So, if we accept that Autism is a genetic variance that is simply an expected part of the wider human experience, we have to recognise that this is in stark contrast with the way Autism is viewed by most now. The problems with the way we diagnose Autism, are that official (ie credible) diagnosis: 
a/ is only accessible through medical professionals, 
b/ categorises Autism as a “Mental Disorder”, and 
c/ is seen as something that needs to be treated. 
Acknowledging this discrepancy, we must look at the damage approaching Autism as a series of undesirable behaviours, and as something *wrong*, does to Autistic people. 

We can start by imagining what it would be like to exist in a world in which you can easily find evidence that shows people think you are not good enough the way you are. Of course some may argue that we all feel that way from time to time, but for Autistic people the confirmation exists in the form of specific therapies design to fix them (or at least make them seem less Autistic), and media campaigns designed to make everyone scared of having a child like you. This is damaging to a persons confidence and sense of worth. 
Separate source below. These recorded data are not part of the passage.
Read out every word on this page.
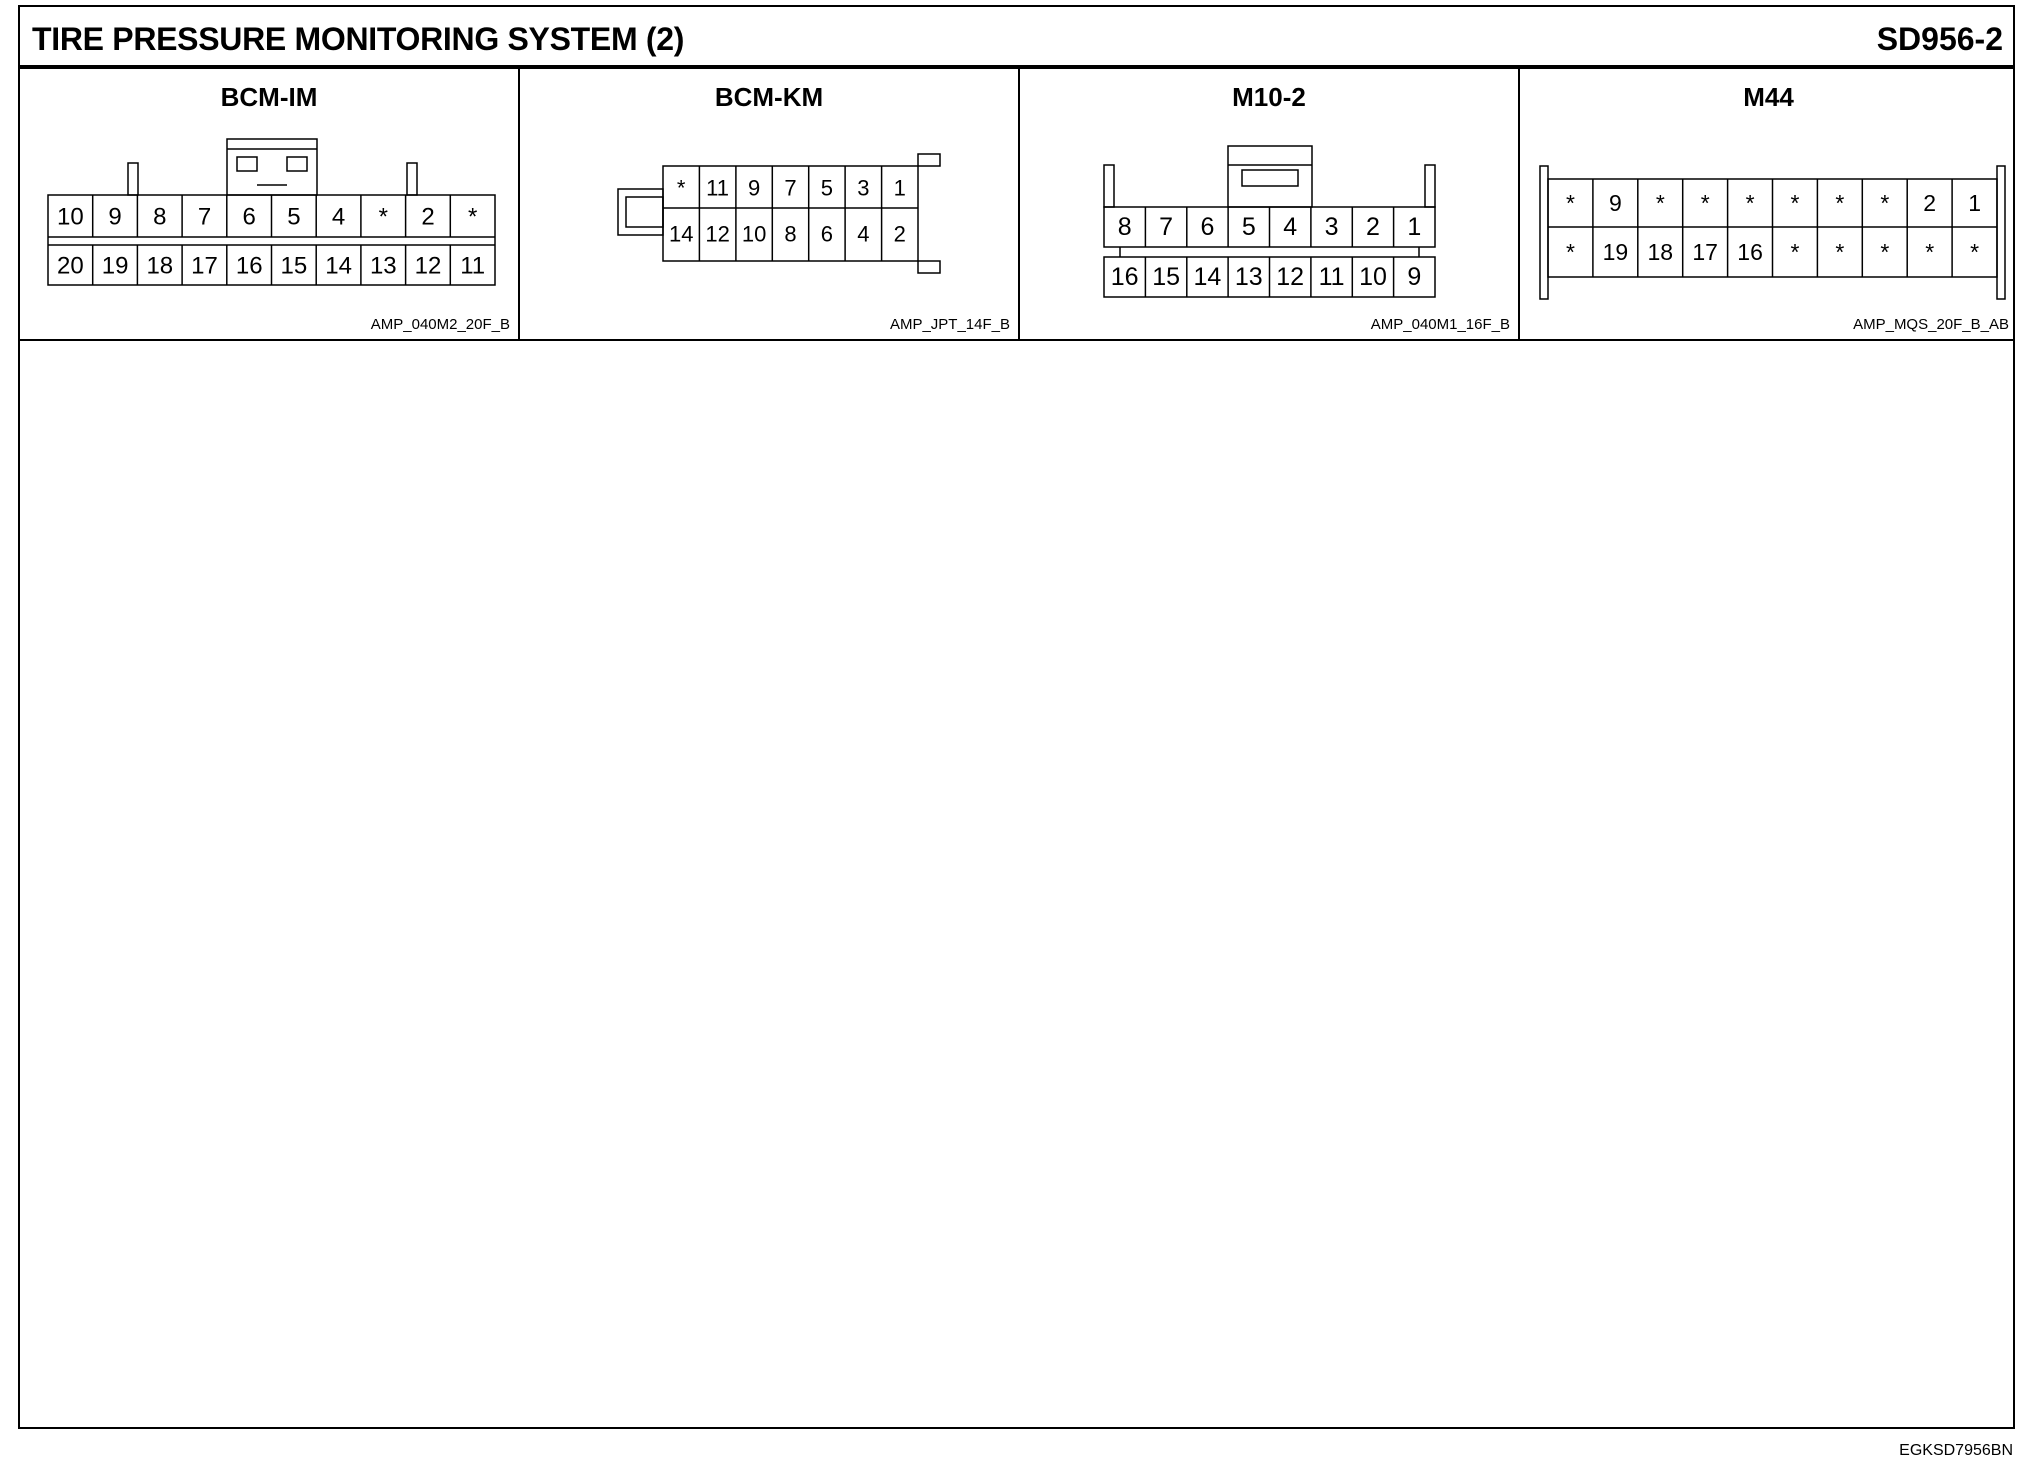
TIRE PRESSURE MONITORING SYSTEM (2)	SD956-2
10 9 8 7 6 5 4 * 2 *
20 19 18 17 16 15 14 13 12 11
BCM-IM
AMP_040M2_20F_B
* 11 9 7 5 3 1
14 12 10 8 6 4 2
BCM-KM
AMP_JPT_14F_B
8 7 6 5 4 3 2 1
16 15 14 13 12 11 10 9
M10-2
AMP_040M1_16F_B
* 9 * * * * * * 2 1
* 19 18 17 16 * * * * *
M44
AMP_MQS_20F_B_AB
EGKSD7956BN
Now, to be clear, I am not suggesting that the whole system be immediately upended and changed. To start with, I don’t have a clue what it would even look like to try to define Autistic culture without a set of diagnostic criteria, and that is not, in any way shape or form, my place. There are much wiser minds than mine who would be willing and able to discuss this. I am merely recording my thoughts on the topic, as I process what I hear others saying about the impact pathologising of Autism has on Autistic people. I am trying to bring this conversation to the people I am in contact with, in order to support those who have been talking about it for a while now. I am saying that I believe it is time that people in a position to make change in the way Autism is diagnosed need to begin to reassess the way it is done. They need to consult with Autistic people and listen to what they say about how the current system serves them, and how it could be improved. 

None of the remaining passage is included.